Presupponendo che debba tutto essere sagacemente contestualizzato, è incontrovertibile il fatto che Pirandello sia stato il capostipite di quella nostra letteratura che ha dato voce alla crisi umana quale conseguenza dell’industrializzazione di fine Ottocento, sviluppando la teoria della frantumazione dell’io, attraverso i suoi personaggi.

Nei suoi scritti, analizza un mondo in cui decade l’idea di una realtà oggettiva, univocamente interpretabile con gli schemi della ragione. Anche oggi, con maggior vigore, si può parlare di relativismo gnoseologico in relazione alla condizione degli individui. Alla crisi dell’io otto-novecentesca si aggiungono nuovi elementi: l’essere perennemente connessi in una rete virtuale, ha, se si vuole, ulteriormente approfondito la cognizione del dolore dell’uomo. Soli, indifesi, costretti, per sopravvivere, all’autoinganno, più che mai gli uomini 2.0 sembrano incapaci di utilizzare la filosofia del lontano, riscontrabile, se pur embrionalmente, già in L’esclusa.

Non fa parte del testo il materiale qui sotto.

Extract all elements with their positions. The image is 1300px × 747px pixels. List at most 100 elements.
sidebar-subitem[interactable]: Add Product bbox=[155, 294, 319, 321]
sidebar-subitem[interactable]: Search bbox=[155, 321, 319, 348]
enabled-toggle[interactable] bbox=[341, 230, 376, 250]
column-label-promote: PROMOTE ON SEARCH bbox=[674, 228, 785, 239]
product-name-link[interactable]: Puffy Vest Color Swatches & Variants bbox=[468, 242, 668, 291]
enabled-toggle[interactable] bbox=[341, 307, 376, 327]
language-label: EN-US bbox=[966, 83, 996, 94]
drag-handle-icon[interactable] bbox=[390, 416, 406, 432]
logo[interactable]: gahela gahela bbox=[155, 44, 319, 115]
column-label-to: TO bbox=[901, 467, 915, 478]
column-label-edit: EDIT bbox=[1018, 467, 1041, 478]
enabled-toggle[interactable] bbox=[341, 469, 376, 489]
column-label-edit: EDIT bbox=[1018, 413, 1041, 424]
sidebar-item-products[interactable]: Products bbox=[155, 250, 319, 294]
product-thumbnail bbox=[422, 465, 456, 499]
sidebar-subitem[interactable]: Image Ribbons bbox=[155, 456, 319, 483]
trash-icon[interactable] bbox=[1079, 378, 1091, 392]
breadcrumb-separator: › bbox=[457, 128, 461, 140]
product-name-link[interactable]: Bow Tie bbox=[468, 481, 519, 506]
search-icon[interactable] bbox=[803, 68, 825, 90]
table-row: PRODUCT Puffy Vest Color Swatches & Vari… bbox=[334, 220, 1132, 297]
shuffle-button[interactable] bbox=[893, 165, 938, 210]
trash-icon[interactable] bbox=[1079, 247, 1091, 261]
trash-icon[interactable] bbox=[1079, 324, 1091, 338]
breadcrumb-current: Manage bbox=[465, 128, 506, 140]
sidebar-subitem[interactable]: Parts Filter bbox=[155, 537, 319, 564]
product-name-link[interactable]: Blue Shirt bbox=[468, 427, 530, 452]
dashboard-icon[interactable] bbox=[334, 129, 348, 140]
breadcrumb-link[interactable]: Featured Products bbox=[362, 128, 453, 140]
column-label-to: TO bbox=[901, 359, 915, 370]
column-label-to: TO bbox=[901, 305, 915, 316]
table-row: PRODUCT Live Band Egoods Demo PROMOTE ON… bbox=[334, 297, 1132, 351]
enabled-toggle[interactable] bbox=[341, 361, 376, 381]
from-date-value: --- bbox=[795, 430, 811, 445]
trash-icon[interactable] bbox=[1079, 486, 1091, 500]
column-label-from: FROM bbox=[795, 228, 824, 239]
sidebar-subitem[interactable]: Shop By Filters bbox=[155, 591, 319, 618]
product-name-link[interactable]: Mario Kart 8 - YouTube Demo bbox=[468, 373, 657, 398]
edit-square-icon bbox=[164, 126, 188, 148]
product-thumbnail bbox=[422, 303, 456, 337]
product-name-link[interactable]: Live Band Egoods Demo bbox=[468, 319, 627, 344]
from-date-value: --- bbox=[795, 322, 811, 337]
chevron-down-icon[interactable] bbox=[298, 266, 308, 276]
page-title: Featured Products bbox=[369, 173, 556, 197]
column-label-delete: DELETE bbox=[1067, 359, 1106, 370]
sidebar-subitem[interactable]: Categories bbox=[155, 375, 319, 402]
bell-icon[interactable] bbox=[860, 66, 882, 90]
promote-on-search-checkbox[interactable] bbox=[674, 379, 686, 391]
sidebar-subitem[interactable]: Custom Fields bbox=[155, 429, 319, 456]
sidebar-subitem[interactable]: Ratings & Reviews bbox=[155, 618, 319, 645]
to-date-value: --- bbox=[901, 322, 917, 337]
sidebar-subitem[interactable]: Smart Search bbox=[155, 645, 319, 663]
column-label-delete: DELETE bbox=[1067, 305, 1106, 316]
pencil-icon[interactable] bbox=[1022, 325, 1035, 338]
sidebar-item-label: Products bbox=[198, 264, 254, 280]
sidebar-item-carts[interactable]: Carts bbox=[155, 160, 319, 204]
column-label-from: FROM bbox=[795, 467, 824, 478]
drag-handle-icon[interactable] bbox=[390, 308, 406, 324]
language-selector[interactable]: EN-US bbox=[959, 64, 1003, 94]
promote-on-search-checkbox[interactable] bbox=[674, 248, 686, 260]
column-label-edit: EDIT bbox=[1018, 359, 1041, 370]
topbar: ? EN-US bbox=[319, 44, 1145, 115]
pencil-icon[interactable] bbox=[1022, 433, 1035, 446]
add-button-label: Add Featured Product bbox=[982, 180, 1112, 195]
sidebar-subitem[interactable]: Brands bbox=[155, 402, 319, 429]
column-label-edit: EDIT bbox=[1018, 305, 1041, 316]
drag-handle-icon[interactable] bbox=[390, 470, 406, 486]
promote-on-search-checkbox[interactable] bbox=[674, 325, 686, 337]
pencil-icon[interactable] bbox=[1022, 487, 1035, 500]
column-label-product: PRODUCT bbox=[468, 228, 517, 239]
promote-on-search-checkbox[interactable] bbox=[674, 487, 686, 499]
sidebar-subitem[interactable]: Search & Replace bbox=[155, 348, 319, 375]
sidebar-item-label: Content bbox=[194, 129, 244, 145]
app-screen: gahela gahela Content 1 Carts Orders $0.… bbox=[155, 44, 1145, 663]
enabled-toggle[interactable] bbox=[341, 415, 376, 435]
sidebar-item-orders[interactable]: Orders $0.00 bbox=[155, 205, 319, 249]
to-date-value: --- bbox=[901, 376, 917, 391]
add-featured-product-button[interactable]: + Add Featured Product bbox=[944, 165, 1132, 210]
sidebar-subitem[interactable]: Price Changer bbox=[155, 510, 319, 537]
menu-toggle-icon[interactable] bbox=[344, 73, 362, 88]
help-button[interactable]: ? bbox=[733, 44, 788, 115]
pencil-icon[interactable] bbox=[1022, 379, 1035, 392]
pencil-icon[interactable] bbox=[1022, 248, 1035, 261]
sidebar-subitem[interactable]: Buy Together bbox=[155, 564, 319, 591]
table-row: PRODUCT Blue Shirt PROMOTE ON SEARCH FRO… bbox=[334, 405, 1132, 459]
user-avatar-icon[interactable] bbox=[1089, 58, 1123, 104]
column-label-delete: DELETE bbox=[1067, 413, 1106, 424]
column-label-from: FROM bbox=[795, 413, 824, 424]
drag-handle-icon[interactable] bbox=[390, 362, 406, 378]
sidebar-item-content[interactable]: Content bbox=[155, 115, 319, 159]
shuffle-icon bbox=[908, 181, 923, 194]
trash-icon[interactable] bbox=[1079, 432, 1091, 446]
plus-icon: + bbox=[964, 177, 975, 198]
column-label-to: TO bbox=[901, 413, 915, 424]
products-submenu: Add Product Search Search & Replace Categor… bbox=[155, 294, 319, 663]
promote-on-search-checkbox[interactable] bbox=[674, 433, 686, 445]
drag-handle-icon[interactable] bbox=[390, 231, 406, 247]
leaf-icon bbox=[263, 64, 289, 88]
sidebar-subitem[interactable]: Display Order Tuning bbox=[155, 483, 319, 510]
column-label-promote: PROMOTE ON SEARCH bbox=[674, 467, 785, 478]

In poche parole l’atarassia consigliata da Pirandello è una chimera o nel peggiore dei casi si è trasformata in un pericoloso individualismo. Tutto ciò è definibile come specchio di una società che si sgretola, individuabile in tanti altri romanzi contemporanei, spaziando in vari ambiti geografici: da Il cardellino di Donna Tartt, a Lionel Asbo di Martin Amis, dalle Correzioni di Jonathan Franzen a Cecità di José Saramago. Il parallelismo tra tutti questi testi, con quello di L’esclusa, con l’obiettivo di cercare di analizzare e interpretare la realtà sociale, non appare forzato, se, come già posto in evidenza, tutto viene esplicato anche storicamente. La società di Marta e la nostra sono mondi in crisi, entrambi in frantumi. E questa è una sorta di prova di come il disfacimento umano sia ciclico.

Forse, solo la riflessività, umoristicamente intesa, può spingere l’uomo oltre il baratro delle crisi ritornanti della sua esistenza.